The advantage of using a single OIDC endpoint for browser mTLS is that you can avoid presenting the user with PIN prompts (when e.g. using a HSM) for every pomerium protected site they visit.

EDIT: Oh, and another advantage to this approach is that you don't have to figure out how to get mTLS working with HTTP3/QUIC

[kenjenkins]

Hi @andsens, delegating mTLS to a separate identity provider is definitely an interesting idea. I think one could even prototype this today without further changes to Pomerium itself: if this OIDC provider returned a custom claim in its ID token, you could write a Pomerium policy with a claim/ criterion against it. (This claim could be as simple as "validated: true" if all you care about is certificate validity, or something more complicated like "certificate_email: <email address>" if you wanted to, say, extract a SAN email address from the certificate.)

[andsens]

@kenjenkins That's actually exactly what I have done now! There are still some deps that require a little bit of documentation before publishing it.

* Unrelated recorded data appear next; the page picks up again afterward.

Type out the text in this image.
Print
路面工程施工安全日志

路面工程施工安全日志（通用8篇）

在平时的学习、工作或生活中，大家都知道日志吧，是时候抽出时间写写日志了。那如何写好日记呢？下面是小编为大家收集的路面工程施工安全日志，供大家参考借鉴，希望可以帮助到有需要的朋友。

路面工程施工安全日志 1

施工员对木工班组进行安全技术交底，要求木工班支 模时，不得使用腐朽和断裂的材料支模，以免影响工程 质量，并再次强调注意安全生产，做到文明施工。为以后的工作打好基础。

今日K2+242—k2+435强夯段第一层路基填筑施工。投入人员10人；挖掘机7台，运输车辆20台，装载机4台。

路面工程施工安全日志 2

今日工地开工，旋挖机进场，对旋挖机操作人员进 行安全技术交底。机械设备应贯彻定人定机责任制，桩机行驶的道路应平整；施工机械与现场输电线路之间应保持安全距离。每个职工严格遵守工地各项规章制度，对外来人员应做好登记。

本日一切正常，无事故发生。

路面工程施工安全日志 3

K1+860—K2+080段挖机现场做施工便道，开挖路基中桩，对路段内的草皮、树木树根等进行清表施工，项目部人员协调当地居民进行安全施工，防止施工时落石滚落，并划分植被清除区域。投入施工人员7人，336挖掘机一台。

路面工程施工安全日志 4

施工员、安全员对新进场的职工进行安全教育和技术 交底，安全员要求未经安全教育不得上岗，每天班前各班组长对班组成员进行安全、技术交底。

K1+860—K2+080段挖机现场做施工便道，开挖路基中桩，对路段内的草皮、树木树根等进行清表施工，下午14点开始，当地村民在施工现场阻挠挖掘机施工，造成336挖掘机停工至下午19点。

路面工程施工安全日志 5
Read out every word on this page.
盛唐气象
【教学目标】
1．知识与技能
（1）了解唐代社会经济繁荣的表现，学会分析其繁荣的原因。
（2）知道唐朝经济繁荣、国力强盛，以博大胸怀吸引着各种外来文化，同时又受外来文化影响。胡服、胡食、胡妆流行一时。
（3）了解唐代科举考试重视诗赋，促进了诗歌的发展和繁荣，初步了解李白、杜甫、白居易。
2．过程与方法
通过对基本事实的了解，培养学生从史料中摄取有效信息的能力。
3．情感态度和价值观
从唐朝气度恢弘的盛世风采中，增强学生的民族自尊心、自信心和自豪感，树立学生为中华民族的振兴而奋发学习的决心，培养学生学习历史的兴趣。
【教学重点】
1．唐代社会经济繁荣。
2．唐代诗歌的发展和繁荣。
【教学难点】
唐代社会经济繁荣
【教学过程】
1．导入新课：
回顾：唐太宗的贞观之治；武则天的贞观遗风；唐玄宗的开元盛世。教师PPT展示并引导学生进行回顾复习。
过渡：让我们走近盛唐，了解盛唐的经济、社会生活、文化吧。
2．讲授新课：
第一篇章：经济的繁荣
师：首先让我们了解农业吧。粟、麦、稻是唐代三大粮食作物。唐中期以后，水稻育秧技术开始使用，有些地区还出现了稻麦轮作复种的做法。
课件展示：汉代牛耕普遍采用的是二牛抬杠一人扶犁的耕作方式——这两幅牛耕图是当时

Basically the config for my "mTLS to OIDC bridge" looks like this:

---
issuerUrl: https://mtls-oidc-idp.mtls-oidc-idp.svc.cluster.local:8444/
claimMap:
  sub: x500UniqueIdentifier
  email:
    email: emailAddress
  profile:
    name: CN
    preferred_username: x500UniqueIdentifier
oidcConfig:
  clients:
  - client_id: pomerium
    client_secret: [...]
    redirect_uris: [https://pomerium.local/oauth2/callback]

So now I just configure pomerium with:

  jwtClaimHeaders:
    X-Forwarded-User: email

and annotate ingresses with e.g.:

  annotations:
    cert-manager.io/cluster-issuer: development-ca
    ingress.pomerium.io/pass_identity_headers: "true"
    ingress.pomerium.io/policy: |
      allow:
        and:
        - user:
            is: andsens

Next up I might start adding custom claims so that you can e.g. grant access to an entire department by mapping the certificate "OU".